For input, GraphCast only needs two sets of data: the weather state from 6 hours ago and the current weather state. The model then predicts the weather for 6 hours in the future. This process can then continue at 6-hour intervals to provide cutting-edge forecasts up to 10 days in advance.
Better warnings about extreme weather events
Our analyzes showed that GraphCast can also identify severe weather events earlier than classic forecast models, even though it has not been trained to look for them. This is a great example of how GraphCast can assist prepare to save lives and reduce the impact of storms and extreme weather on communities.
By applying a uncomplicated cyclone tracker directly to GraphCast forecasts, we were able to predict cyclone movement more accurately than the HRES model. In September, a live version of our publicly available GraphCast model, deployed on the ECMWF website, accurately predicted nine days in advance that Hurricane Lee would make landfall in Nova Scotia. In contrast, classic forecasts had greater variability in the location and time of landfall and only covered Nova Scotia six days in advance.
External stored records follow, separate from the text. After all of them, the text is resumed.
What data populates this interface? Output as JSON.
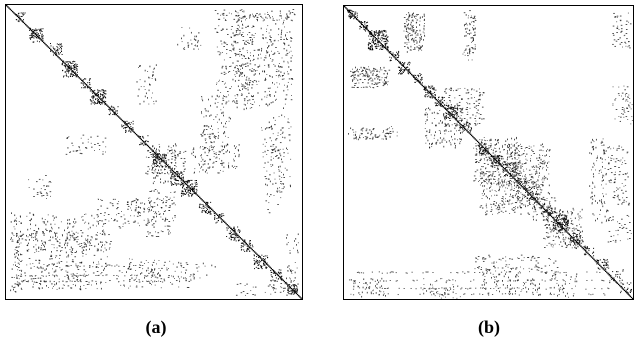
{
  "figures": [
    {
      "id": "a",
      "caption": "(a)"
    },
    {
      "id": "b",
      "caption": "(b)"
    }
  ]
}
GraphCast can also characterize atmospheric rivers – narrow regions of the atmosphere that carry most of the water vapor out of the tropics. The intensity of an atmospheric river can indicate whether it will produce beneficial rain or flooding. GraphCast forecasts can assist characterize atmospheric rivers, which can aid in emergency response planning AI models for flood forecasting.
Finally, predicting extreme temperatures is increasingly critical in a warming world. GraphCast can characterize when temperatures rise above historic highs anywhere on Earth. This is particularly useful in predicting heat waves and the nuisance and unsafe events that are becoming more common.
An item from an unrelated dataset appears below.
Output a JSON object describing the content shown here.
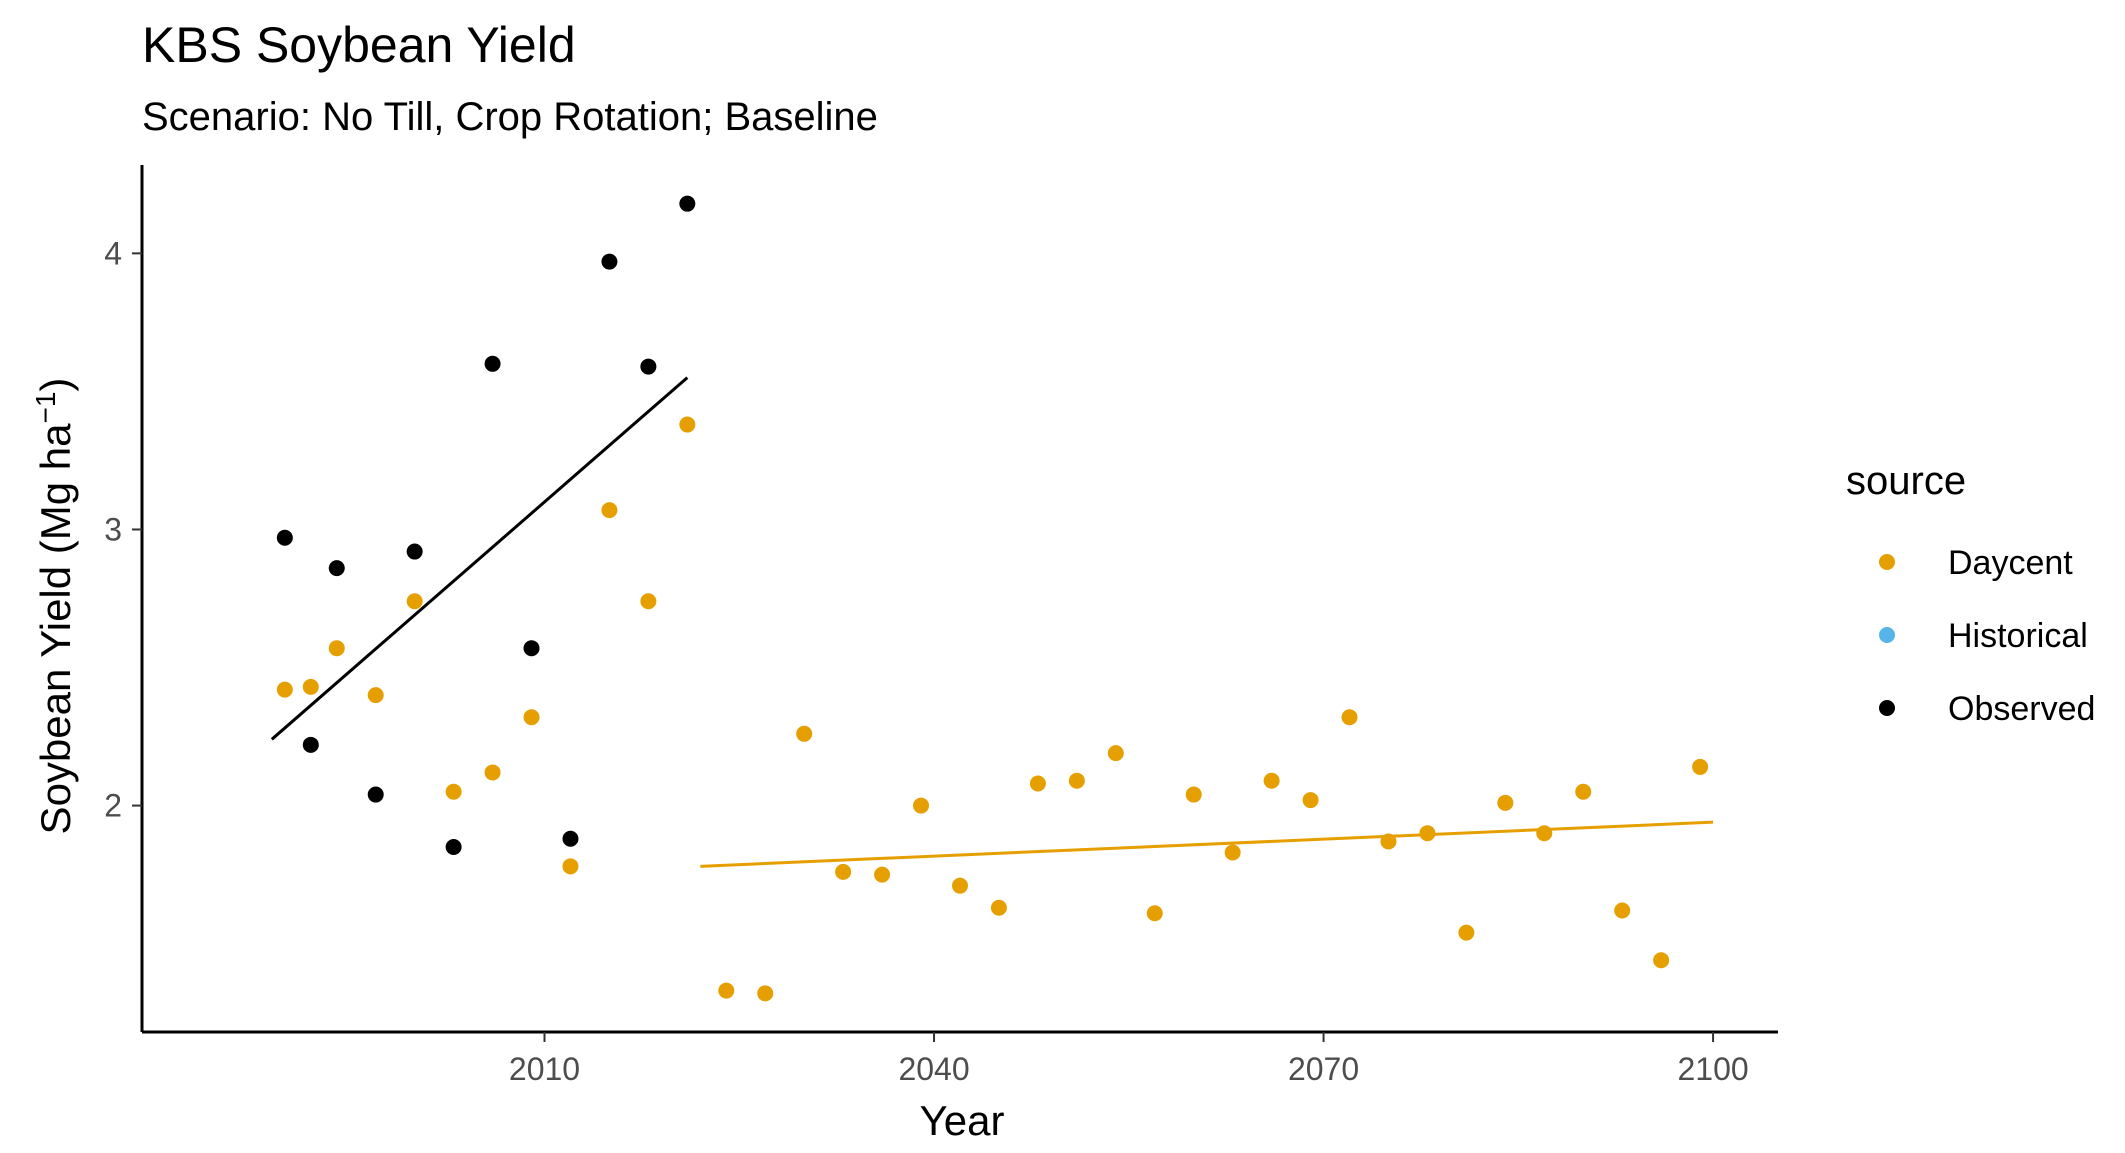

Predicting Major Events – Comparing GraphCast and HRES.
Left: Cyclone tracking performance. As the time to predict cyclone movements increases, GraphCast maintains greater accuracy than HRES.
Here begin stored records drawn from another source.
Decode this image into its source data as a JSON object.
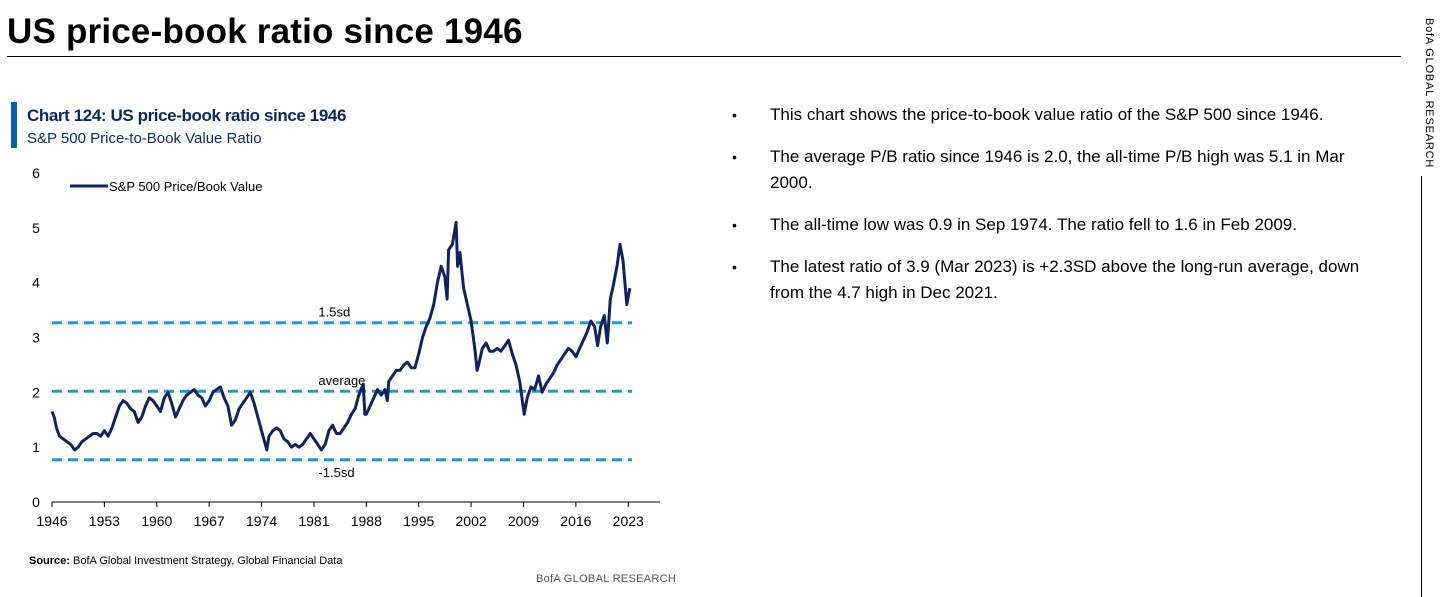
{
  "page": {
    "title": "US price-book ratio since 1946",
    "side_label": "BofA GLOBAL RESEARCH"
  },
  "chart": {
    "title": "Chart 124: US price-book ratio since 1946",
    "subtitle": "S&P 500 Price-to-Book Value Ratio",
    "source_label": "Source:",
    "source_text": "BofA Global Investment Strategy, Global Financial Data",
    "brand": "BofA GLOBAL RESEARCH"
  },
  "colors": {
    "series_line": "#10235f",
    "reference_lines": "#1f9ad6",
    "accent_bar": "#0b5fb0",
    "title_text": "#0a2a5e"
  },
  "chart_data": {
    "type": "line",
    "title": "Chart 124: US price-book ratio since 1946",
    "subtitle": "S&P 500 Price-to-Book Value Ratio",
    "xlabel": "",
    "ylabel": "",
    "xlim": [
      1946,
      2023.5
    ],
    "ylim": [
      0,
      6
    ],
    "yticks": [
      "0",
      "1",
      "2",
      "3",
      "4",
      "5",
      "6"
    ],
    "xticks": [
      "1946",
      "1953",
      "1960",
      "1967",
      "1974",
      "1981",
      "1988",
      "1995",
      "2002",
      "2009",
      "2016",
      "2023"
    ],
    "legend": {
      "label": "S&P 500 Price/Book Value",
      "position": "top-left"
    },
    "series": [
      {
        "name": "S&P 500 Price/Book Value",
        "x": [
          1946.0,
          1946.3,
          1946.6,
          1947.0,
          1947.5,
          1948.0,
          1948.5,
          1949.0,
          1949.5,
          1950.0,
          1950.5,
          1951.0,
          1951.5,
          1952.0,
          1952.5,
          1953.0,
          1953.5,
          1954.0,
          1954.5,
          1955.0,
          1955.5,
          1956.0,
          1956.5,
          1957.0,
          1957.5,
          1958.0,
          1958.5,
          1959.0,
          1959.5,
          1960.0,
          1960.5,
          1961.0,
          1961.5,
          1962.0,
          1962.5,
          1963.0,
          1963.5,
          1964.0,
          1964.5,
          1965.0,
          1965.5,
          1966.0,
          1966.5,
          1967.0,
          1967.5,
          1968.0,
          1968.5,
          1969.0,
          1969.5,
          1970.0,
          1970.5,
          1971.0,
          1971.5,
          1972.0,
          1972.5,
          1973.0,
          1973.5,
          1974.0,
          1974.5,
          1974.7,
          1975.0,
          1975.5,
          1976.0,
          1976.5,
          1977.0,
          1977.5,
          1978.0,
          1978.5,
          1979.0,
          1979.5,
          1980.0,
          1980.5,
          1981.0,
          1981.5,
          1982.0,
          1982.5,
          1983.0,
          1983.5,
          1984.0,
          1984.5,
          1985.0,
          1985.5,
          1986.0,
          1986.5,
          1987.0,
          1987.6,
          1987.8,
          1988.0,
          1988.5,
          1989.0,
          1989.5,
          1990.0,
          1990.5,
          1990.8,
          1991.0,
          1991.5,
          1992.0,
          1992.5,
          1993.0,
          1993.5,
          1994.0,
          1994.5,
          1995.0,
          1995.5,
          1996.0,
          1996.5,
          1997.0,
          1997.5,
          1998.0,
          1998.5,
          1998.8,
          1999.0,
          1999.5,
          2000.0,
          2000.2,
          2000.5,
          2001.0,
          2001.5,
          2002.0,
          2002.5,
          2002.8,
          2003.0,
          2003.5,
          2004.0,
          2004.5,
          2005.0,
          2005.5,
          2006.0,
          2006.5,
          2007.0,
          2007.5,
          2008.0,
          2008.5,
          2008.9,
          2009.1,
          2009.5,
          2010.0,
          2010.5,
          2011.0,
          2011.5,
          2012.0,
          2012.5,
          2013.0,
          2013.5,
          2014.0,
          2014.5,
          2015.0,
          2015.5,
          2016.0,
          2016.5,
          2017.0,
          2017.5,
          2018.0,
          2018.5,
          2018.9,
          2019.3,
          2019.8,
          2020.2,
          2020.6,
          2021.0,
          2021.5,
          2021.9,
          2022.3,
          2022.8,
          2023.2
        ],
        "values": [
          1.65,
          1.55,
          1.35,
          1.2,
          1.15,
          1.1,
          1.05,
          0.95,
          1.0,
          1.1,
          1.15,
          1.2,
          1.25,
          1.25,
          1.2,
          1.3,
          1.2,
          1.35,
          1.55,
          1.75,
          1.85,
          1.8,
          1.7,
          1.65,
          1.45,
          1.55,
          1.75,
          1.9,
          1.85,
          1.75,
          1.65,
          1.9,
          2.0,
          1.8,
          1.55,
          1.7,
          1.85,
          1.95,
          2.0,
          2.05,
          1.95,
          1.9,
          1.75,
          1.85,
          2.0,
          2.05,
          2.1,
          1.9,
          1.75,
          1.4,
          1.5,
          1.7,
          1.8,
          1.9,
          2.0,
          1.8,
          1.55,
          1.3,
          1.05,
          0.95,
          1.2,
          1.3,
          1.35,
          1.3,
          1.15,
          1.1,
          1.0,
          1.05,
          1.0,
          1.05,
          1.15,
          1.25,
          1.15,
          1.05,
          0.95,
          1.05,
          1.3,
          1.4,
          1.25,
          1.25,
          1.35,
          1.45,
          1.6,
          1.7,
          1.95,
          2.15,
          1.6,
          1.6,
          1.75,
          1.9,
          2.05,
          1.95,
          2.05,
          1.85,
          2.2,
          2.3,
          2.4,
          2.4,
          2.5,
          2.55,
          2.45,
          2.45,
          2.7,
          3.0,
          3.2,
          3.35,
          3.6,
          4.0,
          4.3,
          4.1,
          3.7,
          4.6,
          4.7,
          5.1,
          4.3,
          4.55,
          3.9,
          3.6,
          3.3,
          2.8,
          2.4,
          2.5,
          2.8,
          2.9,
          2.75,
          2.75,
          2.8,
          2.75,
          2.85,
          2.95,
          2.7,
          2.5,
          2.2,
          1.8,
          1.6,
          1.9,
          2.1,
          2.05,
          2.3,
          2.0,
          2.15,
          2.25,
          2.35,
          2.5,
          2.6,
          2.7,
          2.8,
          2.75,
          2.65,
          2.8,
          2.95,
          3.1,
          3.3,
          3.2,
          2.85,
          3.2,
          3.4,
          2.9,
          3.7,
          3.95,
          4.3,
          4.7,
          4.4,
          3.6,
          3.9
        ]
      }
    ],
    "reference_lines": [
      {
        "label": "1.5sd",
        "value": 3.27
      },
      {
        "label": "average",
        "value": 2.02
      },
      {
        "label": "-1.5sd",
        "value": 0.77
      }
    ]
  },
  "bullets": [
    "This chart shows the price-to-book value ratio of the S&P 500 since 1946.",
    "The average P/B ratio since 1946 is 2.0, the all-time P/B high was 5.1 in Mar 2000.",
    "The all-time low was 0.9 in Sep 1974. The ratio fell to 1.6 in Feb 2009.",
    "The latest ratio of 3.9 (Mar 2023) is +2.3SD above the long-run average, down from the 4.7 high in Dec 2021."
  ],
  "bullet_symbol": "•"
}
Right: Atmospheric river forecasts. GraphCast prediction errors are significantly lower than HRES errors for all 10-day forecasts
The future of artificial intelligence for weather
GraphCast is currently the world’s most exact 10-day global weather forecast system, capable of predicting extreme weather events further into the future than previously possible. As weather patterns evolve in a changing climate, GraphCast will evolve and improve as higher quality data becomes available.
To make AI-based weather forecasting more accessible, we have introduced open source code of our model. ECMWF is here experimenting with GraphCast’s 10-day forecasts We’re excited about the possibilities it opens up for researchers – from adapting the model to specific weather phenomena to optimizing it for different parts of the world.
GraphCast combines other cutting-edge weather prediction systems from Google DeepMind and Google Research, including the regional Nowcasting model that generates forecasts up to 90 minutes in advance, and MetNet-3a regional weather forecasting model that already operates in the US and Europe and produces more exact 24-hour forecasts than any other system.
The pioneering apply of artificial intelligence in weather forecasting will benefit billions of people in their everyday lives. But our broader research isn’t just about predicting the weather – it’s about understanding the broader patterns of our climate. We hope that by developing fresh tools and accelerating research, artificial intelligence can empower the global community to address its greatest environmental challenges.